Chapman will debate at the conference whether the current rollout of driverless cars will hurt or help the majority of transportation workers.
“There is no shortage of optimistic cases where a lot of jobs will be replaced or outsourced to AI - but I don’t think there are any other technologies that have the potential to displace 100 million jobs, or change the balance of global wealth and job competition, in as little time,” she said.
Dixit sees the impact on distribution of global wealth - particularly of information technology - as the biggest threat.

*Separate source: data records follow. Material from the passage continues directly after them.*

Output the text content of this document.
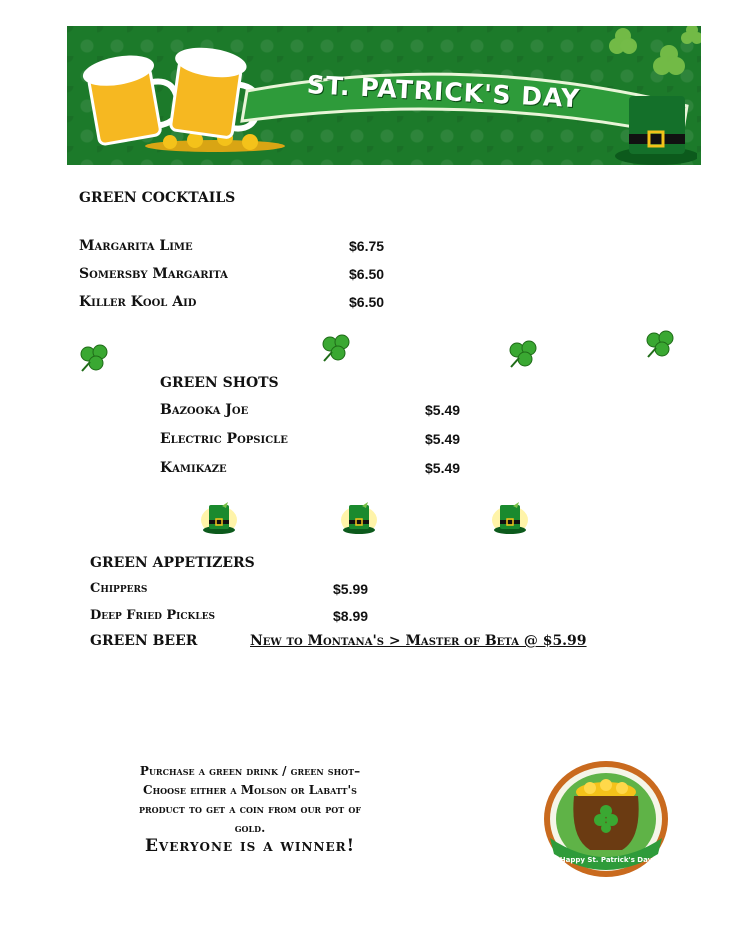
ST. PATRICK'S DAY
GREEN COCKTAILS
Margarita Lime	$6.75
Somersby Margarita	$6.50
Killer Kool Aid	$6.50
GREEN SHOTS
Bazooka Joe	$5.49
Electric Popsicle	$5.49
Kamikaze	$5.49
GREEN APPETIZERS
Chippers	$5.99
Deep Fried Pickles	$8.99
GREEN BEER	New to Montana's > Master of Beta @ $5.99
Purchase a green drink / green shot–
Choose either a Molson or Labatt's
product to get a coin from our pot of
gold.
Everyone is a winner!
Happy St. Patrick's Day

“The biggest challenge for people coming into this technology is that there may be opportunities but they’re really not as attractive as the alternatives,” Dixit said.
IT experts debating the technology’s impact include software engineers, researchers and industry figures, such as Noah Smith, chief economist at Barclays in the United States.
He will argue that increasing income inequality is a natural consequence of a digital world in which consumers, not producers, control the flow of capital.
“It’s true we have an old-fashioned labour market and we will get that,” Smith said in an interview ahead of the forum.
“But it’s also true that we are no longer bound by a traditional income distribution in which workers have an inalienable wage.”
The rise of a digital economy is taking a particularly harmful toll on people from marginalized groups, with the prospect of large numbers of “ill-prepared” workers entering the labor market fuelling further inequality and social conflict, said Dixit.